Permanecer


 Permanecer:

"El que dice que permanece en Él, debe andar como Él anduvo." 1 Juan 2:6


Luego de venir a Cristo, la clave del asunto es permanecer en Él.


Permanezco en Cristo por mi obediencia a Su palabra, por la rendición de mi voluntad para cumplir y hacer la suya.


Mientras me debato en hacer mi voluntad, que se hagan realidad mis deseos, llenar mis expectativas; no estoy paso a paso con Jesús, porque Jesús nunca hizo nada por su deseo o voluntad sino la de Dios 


Si hacer la voluntad de Dios me cuesta, me pesa, la refuto, la "negocio", maquillo la mía para elegirla; no estoy caminando con Jesús, estoy caminando sola, egoísta; hacia la destrucción, la soledad, la condenación de una vida apartada del Señor.


"El que hace la voluntad de Dios permanece para siempre." 1 Juan 2:17


Por nosotros mismos no podemos permanecer en Cristo, por nuestro propio anhelo o deseo es imposible. Sólo porque Dios lo pone en nosotros a través de su Espíritu Santo es que podemos buscar el agradar a Dios. (Salmos 40:8) 


Entonces, qué debo hacer si quiero permanecer en Dios? 


"El que guarda sus mandamientos permanece en Dios, y Dios en Él." 1 Juan 3:24


Obedecerle. Todo radica en la obediencia, en la confianza en su promesa cuando caes, cuando pecas, cuando te tambaleas.

La convicción de que quien empezó la obra en ti será fiel en completarla. Porque es Él, no tú; se trata de Él, no de ti. De lo que ha hecho, hace y hará para darte el fin que no merecías pero que por Su gracia se ha convertido en tu esperanza de gloria.

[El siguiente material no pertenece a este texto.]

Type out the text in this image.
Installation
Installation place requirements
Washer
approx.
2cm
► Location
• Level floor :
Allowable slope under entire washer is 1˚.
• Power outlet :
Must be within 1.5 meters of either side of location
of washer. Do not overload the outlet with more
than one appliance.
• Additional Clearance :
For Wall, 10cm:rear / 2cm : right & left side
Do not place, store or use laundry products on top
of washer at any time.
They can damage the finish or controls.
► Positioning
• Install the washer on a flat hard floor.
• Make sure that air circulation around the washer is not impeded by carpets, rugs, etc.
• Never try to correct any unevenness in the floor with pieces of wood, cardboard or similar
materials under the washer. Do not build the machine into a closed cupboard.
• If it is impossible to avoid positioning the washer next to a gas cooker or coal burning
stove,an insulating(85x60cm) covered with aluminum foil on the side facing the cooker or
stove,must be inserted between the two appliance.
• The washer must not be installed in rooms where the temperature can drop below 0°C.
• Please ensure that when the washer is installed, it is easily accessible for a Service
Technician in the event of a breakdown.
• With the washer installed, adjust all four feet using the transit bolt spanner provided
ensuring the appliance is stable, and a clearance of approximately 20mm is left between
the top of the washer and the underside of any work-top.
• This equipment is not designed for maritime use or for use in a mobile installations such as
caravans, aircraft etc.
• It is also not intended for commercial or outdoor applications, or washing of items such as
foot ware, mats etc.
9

»No todo el que me llama: “¡Señor, Señor!” entrará en el reino del cielo. Solo entrarán aquellos que verdaderamente hacen la voluntad de mi Padre que está en el cielo. El día del juicio, muchos me dirán: “¡Señor, Señor! Profetizamos en tu nombre, expulsamos demonios en tu nombre e hicimos muchos milagros en tu nombre”. Pero yo les responderé: “Nunca los conocí. Aléjense de mí, ustedes, que violan las leyes de Dios”.

Mateo 7:21‭-‬23 NTV


Muchos podrían decir que para Jesús fue fácil obedecer la voluntad de Dios porque Su naturaleza divina le ayudaba a hacerlo, pero debemos siempre recordar que además de ser 100% Dios, Jesús también fue 100% hombre y en Su humanidad pasó por momentos de tentaciones como nos lo recuerda Hebreos 4:15 cuando dice “Porque no tenemos un sumo sacerdote que no pueda compadecerse de nuestras flaquezas, sino uno que ha sido tentado en todo como nosotros, pero sin pecado”.


Jesús contestó: —Todos los que me aman harán lo que yo diga. Mi Padre los amará, y vendremos para vivir con cada uno de ellos. El que no me ama no me obedece. Y recuerden, mis palabras no son mías; lo que les hablo proviene del Padre, quien me envió. Les digo estas cosas ahora, mientras todavía estoy con ustedes. Sin embargo, cuando el Padre envíe al Abogado Defensor como mi representante —es decir, al Espíritu Santo—, él les enseñará todo y les recordará cada cosa que les he dicho.

Juan 14:23‭-‬26 NTV


Nuestro Señor tuvo luchas con Su carne como cualquiera de nosotros, pero Dios lo permitió para darnos el ejemplo de cómo también podemos vencer la carne con la ayuda del Espíritu Santo, y cumplir la voluntad de Dios para nuestras vidas.